Numerical simulation-based hydrodynamic interaction of bottom-set gillnet with current and ecological implications

Abstract

Bottom-set gillnets, consisting of flexible netting, are extensively utilized in coastal waters worldwide for capturing aquatic organisms. However, their efficiency and selectivity can be significantly affected by changes in shape and mesh opening due to external forces during practical operations. In this study, a comprehensive investigation of knotless nylon bottom-set gillnets under uniform current conditions was conducted using numerical simulations based on the mass-spring model. The simulations allowed us to calculate the netting configuration, mesh opening, and tension distribution of gillnets under different current velocities.

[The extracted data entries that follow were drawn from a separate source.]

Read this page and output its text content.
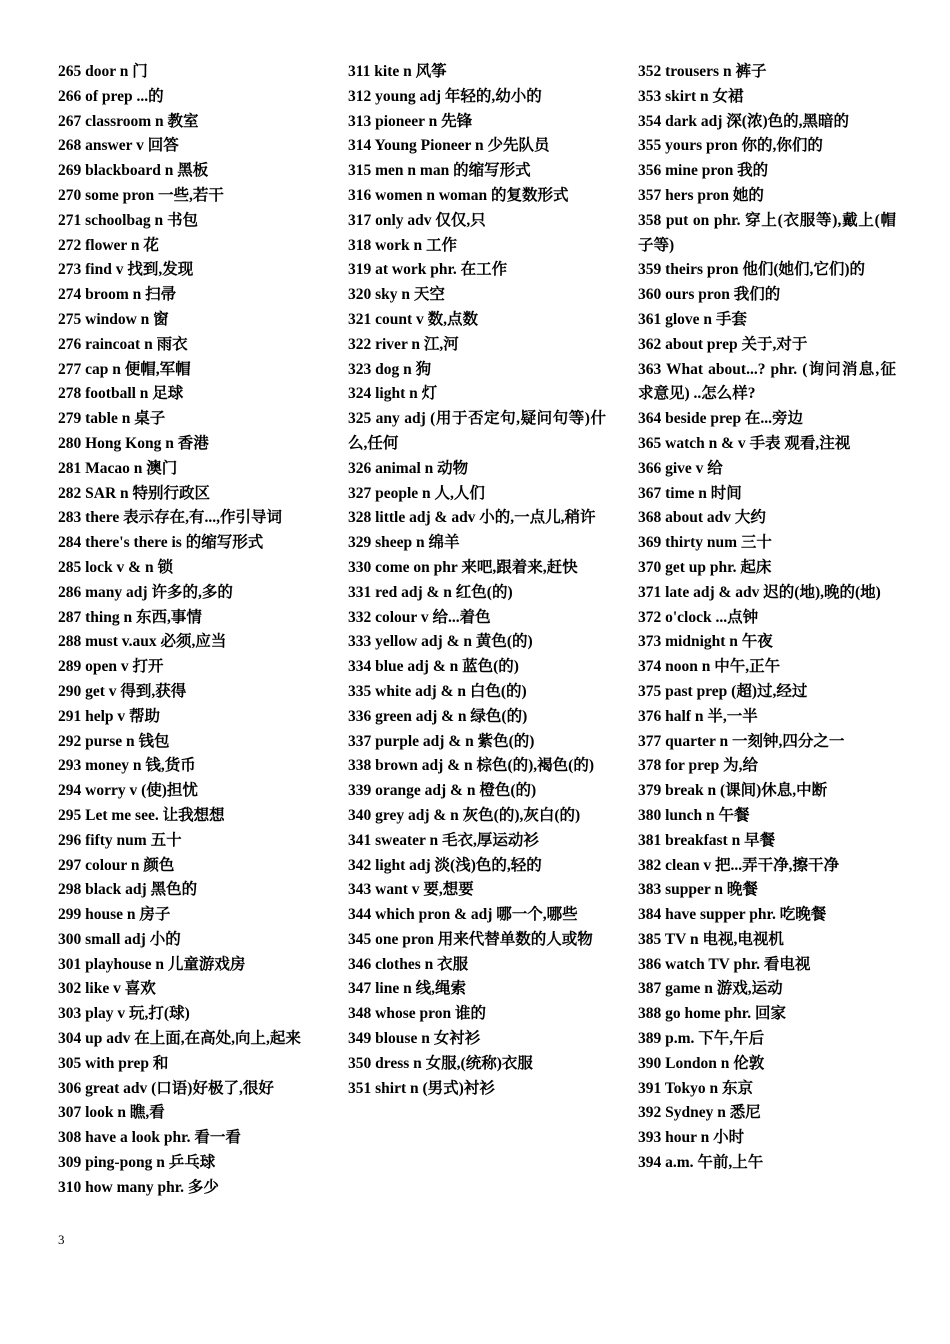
265 door n 门
266 of prep ...的
267 classroom n 教室
268 answer v 回答
269 blackboard n 黑板
270 some pron 一些,若干
271 schoolbag n 书包
272 flower n 花
273 find v 找到,发现
274 broom n 扫帚
275 window n 窗
276 raincoat n 雨衣
277 cap n 便帽,军帽
278 football n 足球
279 table n 桌子
280 Hong Kong n 香港
281 Macao n 澳门
282 SAR n 特别行政区
283 there 表示存在,有...,作引导词
284 there's there is 的缩写形式
285 lock v & n 锁
286 many adj 许多的,多的
287 thing n 东西,事情
288 must v.aux 必须,应当
289 open v 打开
290 get v 得到,获得
291 help v 帮助
292 purse n 钱包
293 money n 钱,货币
294 worry v (使)担忧
295 Let me see. 让我想想
296 fifty num 五十
297 colour n 颜色
298 black adj 黑色的
299 house n 房子
300 small adj 小的
301 playhouse n 儿童游戏房
302 like v 喜欢
303 play v 玩,打(球)
304 up adv 在上面,在高处,向上,起来
305 with prep 和
306 great adv (口语)好极了,很好
307 look n 瞧,看
308 have a look phr. 看一看
309 ping-pong n 乒乓球
310 how many phr. 多少
311 kite n 风筝
312 young adj 年轻的,幼小的
313 pioneer n 先锋
314 Young Pioneer n 少先队员
315 men n man 的缩写形式
316 women n woman 的复数形式
317 only adv 仅仅,只
318 work n 工作
319 at work phr. 在工作
320 sky n 天空
321 count v 数,点数
322 river n 江,河
323 dog n 狗
324 light n 灯
325 any adj (用于否定句,疑问句等)什么,任何
326 animal n 动物
327 people n 人,人们
328 little adj & adv 小的,一点儿,稍许
329 sheep n 绵羊
330 come on phr 来吧,跟着来,赶快
331 red adj & n 红色(的)
332 colour v 给...着色
333 yellow adj & n 黄色(的)
334 blue adj & n 蓝色(的)
335 white adj & n 白色(的)
336 green adj & n 绿色(的)
337 purple adj & n 紫色(的)
338 brown adj & n 棕色(的),褐色(的)
339 orange adj & n 橙色(的)
340 grey adj & n 灰色(的),灰白(的)
341 sweater n 毛衣,厚运动衫
342 light adj 淡(浅)色的,轻的
343 want v 要,想要
344 which pron & adj 哪一个,哪些
345 one pron 用来代替单数的人或物
346 clothes n 衣服
347 line n 线,绳索
348 whose pron 谁的
349 blouse n 女衬衫
350 dress n 女服,(统称)衣服
351 shirt n (男式)衬衫
352 trousers n 裤子
353 skirt n 女裙
354 dark adj 深(浓)色的,黑暗的
355 yours pron 你的,你们的
356 mine pron 我的
357 hers pron 她的
358 put on phr. 穿上(衣服等),戴上(帽子等)
359 theirs pron 他们(她们,它们)的
360 ours pron 我们的
361 glove n 手套
362 about prep 关于,对于
363 What about...? phr. (询问消息,征求意见) ..怎么样?
364 beside prep 在...旁边
365 watch n & v 手表 观看,注视
366 give v 给
367 time n 时间
368 about adv 大约
369 thirty num 三十
370 get up phr. 起床
371 late adj & adv 迟的(地),晚的(地)
372 o'clock ...点钟
373 midnight n 午夜
374 noon n 中午,正午
375 past prep (超)过,经过
376 half n 半,一半
377 quarter n 一刻钟,四分之一
378 for prep 为,给
379 break n (课间)休息,中断
380 lunch n 午餐
381 breakfast n 早餐
382 clean v 把...弄干净,擦干净
383 supper n 晚餐
384 have supper phr. 吃晚餐
385 TV n 电视,电视机
386 watch TV phr. 看电视
387 game n 游戏,运动
388 go home phr. 回家
389 p.m. 下午,午后
390 London n 伦敦
391 Tokyo n 东京
392 Sydney n 悉尼
393 hour n 小时
394 a.m. 午前,上午
3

The results suggest that with the increase in current velocity, the tension within the gillnet system shows a progressive increment, with higher tension observed at the diagonal corners. The vertical projection area, or effective operation area, of the netting diminishes with increasing current velocity, which is accompanied by a less uniform distribution of mesh openings. The simulation outcomes are in strong agreement with experimental measurements obtained from a set of model testing carried out in a circulating flume tank. Through simulations of structural optimization, we observed that low-profile gillnets with narrower dimensions exhibit a vertically stretched configuration resembling a wall, with meshes uniformly opened in a diamond-shaped pattern. These findings hold significant implications for the improvement of bottom-set gillnet design and the mitigation of ecological risks posed to marine fauna.